La dichiarazione è questa: «Dopo più di 40 ore di investigazioni, abbiamo scoperto che certi account di celebrities sono stati compromessi con un attacco molto specifico a username, password e domande di sicurezza, una pratica che purtroppo è diventata troppo comune su Internet».

Le dichiarazioni ufficiali specificano anche che il ladro è riuscito a penetrare anche negli account iCloud, ma spiega che gli ingegneri della Apple stanno ancora lavorando al caso.
«Nessuno dei casi su cui stiamo facendo ricerca presenta delle brecce nei sistemi Apple o iCloud o Trova il mio iPhone.

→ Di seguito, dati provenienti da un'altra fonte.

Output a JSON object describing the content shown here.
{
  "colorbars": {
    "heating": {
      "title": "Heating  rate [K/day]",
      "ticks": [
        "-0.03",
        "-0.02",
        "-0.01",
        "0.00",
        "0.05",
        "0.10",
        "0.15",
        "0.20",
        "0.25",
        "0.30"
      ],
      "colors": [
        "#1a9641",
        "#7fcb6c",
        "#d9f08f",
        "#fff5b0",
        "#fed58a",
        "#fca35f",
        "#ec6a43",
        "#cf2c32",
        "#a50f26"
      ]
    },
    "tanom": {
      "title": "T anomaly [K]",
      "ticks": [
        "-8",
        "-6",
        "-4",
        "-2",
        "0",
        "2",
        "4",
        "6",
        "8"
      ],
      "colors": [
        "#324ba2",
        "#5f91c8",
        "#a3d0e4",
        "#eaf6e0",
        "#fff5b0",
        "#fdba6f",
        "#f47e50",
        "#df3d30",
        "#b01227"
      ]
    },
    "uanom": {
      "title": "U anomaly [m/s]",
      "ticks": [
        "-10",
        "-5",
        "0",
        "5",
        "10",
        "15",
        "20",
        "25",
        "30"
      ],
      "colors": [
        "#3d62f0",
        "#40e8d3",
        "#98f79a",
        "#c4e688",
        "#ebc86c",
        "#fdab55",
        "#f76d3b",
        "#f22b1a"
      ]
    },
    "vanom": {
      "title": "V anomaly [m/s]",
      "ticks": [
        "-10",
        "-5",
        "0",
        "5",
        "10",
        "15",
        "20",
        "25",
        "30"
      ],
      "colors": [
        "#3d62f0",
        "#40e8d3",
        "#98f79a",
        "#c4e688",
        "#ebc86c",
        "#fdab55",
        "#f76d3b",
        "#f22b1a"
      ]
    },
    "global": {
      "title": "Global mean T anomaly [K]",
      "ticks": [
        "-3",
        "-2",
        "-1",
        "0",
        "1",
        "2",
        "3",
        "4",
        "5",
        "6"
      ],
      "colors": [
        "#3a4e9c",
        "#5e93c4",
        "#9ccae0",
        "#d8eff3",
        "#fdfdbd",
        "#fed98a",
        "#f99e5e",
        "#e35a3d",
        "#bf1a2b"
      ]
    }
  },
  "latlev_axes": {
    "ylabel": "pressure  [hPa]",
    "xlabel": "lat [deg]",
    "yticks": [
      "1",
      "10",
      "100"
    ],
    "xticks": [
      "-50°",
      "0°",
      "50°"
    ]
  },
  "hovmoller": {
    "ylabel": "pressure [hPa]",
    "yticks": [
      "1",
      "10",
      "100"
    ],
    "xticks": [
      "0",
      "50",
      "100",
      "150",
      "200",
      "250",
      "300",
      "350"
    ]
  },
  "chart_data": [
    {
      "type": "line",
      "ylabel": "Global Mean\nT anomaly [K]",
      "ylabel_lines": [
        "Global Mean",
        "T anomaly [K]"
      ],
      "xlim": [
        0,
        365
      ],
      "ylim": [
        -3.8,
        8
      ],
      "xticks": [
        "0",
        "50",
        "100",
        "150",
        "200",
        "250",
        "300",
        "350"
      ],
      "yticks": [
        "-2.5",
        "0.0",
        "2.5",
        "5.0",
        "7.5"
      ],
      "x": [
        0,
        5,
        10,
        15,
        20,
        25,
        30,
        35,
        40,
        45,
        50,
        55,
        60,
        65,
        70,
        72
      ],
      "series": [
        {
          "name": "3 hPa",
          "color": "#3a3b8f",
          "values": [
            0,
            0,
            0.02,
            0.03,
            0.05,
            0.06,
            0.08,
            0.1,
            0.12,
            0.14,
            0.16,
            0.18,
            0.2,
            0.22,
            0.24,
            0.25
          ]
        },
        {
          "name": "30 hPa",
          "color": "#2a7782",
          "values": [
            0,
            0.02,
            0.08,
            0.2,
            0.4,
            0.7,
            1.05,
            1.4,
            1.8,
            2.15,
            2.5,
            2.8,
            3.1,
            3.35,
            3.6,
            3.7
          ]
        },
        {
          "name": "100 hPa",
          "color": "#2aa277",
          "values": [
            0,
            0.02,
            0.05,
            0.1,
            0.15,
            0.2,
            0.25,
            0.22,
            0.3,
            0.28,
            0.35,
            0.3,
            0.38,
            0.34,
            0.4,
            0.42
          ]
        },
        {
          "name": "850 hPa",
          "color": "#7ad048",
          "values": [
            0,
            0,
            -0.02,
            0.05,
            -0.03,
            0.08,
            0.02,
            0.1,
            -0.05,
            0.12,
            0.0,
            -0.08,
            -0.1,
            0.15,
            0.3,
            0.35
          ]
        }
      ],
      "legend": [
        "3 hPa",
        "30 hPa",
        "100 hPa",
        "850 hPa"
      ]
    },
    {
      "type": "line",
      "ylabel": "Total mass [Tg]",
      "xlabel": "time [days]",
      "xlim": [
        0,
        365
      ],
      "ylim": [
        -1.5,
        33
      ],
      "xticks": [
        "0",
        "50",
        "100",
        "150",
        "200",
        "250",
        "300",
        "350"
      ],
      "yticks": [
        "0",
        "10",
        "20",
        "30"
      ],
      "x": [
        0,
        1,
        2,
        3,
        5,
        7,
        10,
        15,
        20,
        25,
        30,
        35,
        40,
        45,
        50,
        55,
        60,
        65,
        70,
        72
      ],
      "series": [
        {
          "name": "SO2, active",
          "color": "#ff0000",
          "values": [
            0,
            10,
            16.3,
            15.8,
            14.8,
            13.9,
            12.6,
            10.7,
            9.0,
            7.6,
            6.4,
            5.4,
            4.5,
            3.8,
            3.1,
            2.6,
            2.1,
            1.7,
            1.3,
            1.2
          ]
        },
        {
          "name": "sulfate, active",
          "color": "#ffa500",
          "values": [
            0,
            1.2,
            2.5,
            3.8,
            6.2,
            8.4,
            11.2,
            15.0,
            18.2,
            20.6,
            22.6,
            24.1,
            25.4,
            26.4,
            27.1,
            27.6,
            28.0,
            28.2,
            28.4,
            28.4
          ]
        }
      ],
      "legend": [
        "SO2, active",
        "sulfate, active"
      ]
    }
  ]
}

Stiamo continuando a lavorare con le autorità per aiutarle a identificare i criminali coinvolti».

E aggiungono anche: «L’FBI è consapevole delle relazioni che esistono tra le intrusioni al computer e la fuoriuscita illegale di materiali che coinvolgono i profili individuali e sta affrontando la questione. Qualsiasi altro commento a riguardo sarebbe superfluo in questo momento».

Anche se alcune delle vittime hanno dichiarato che le foto non erano vere – come ha twittato la star di Nickelodeon Victoria Justice: «Le cosiddette foto di me nude sono un FAKE» -, altre hanno invece confermato che erano autentiche, come l’attrice Mary Elizabeth Winstead, che ha dimostrato solidarietà per tutte le altre star che sono stete vittime dell’hackeraggio probito (scopri qui tutte le vittime). Mentre i rappresentanti ufficiali di Jennifer Lawrence hanno definito la situazione «una violazione atroce della privacy».

Apple sta verificando se anche gli account iCloud delle vittime sono stati hackerati: «La privacy per noi è una questione importante e stiamo indagando attivamente» ha dichiarato la portavoce di Apple Natalie Kerris in una dichiarazione ufficiale fatta ad Associated Press.

Un caso molto simile è già avvenuto nel 2012 quando Christopher Chaney si rese colpevole di hackerare gli account e-mail di star come Scarlett Johansson e Mila Kunis, beccandosi 10 anni di reclusione in prigione.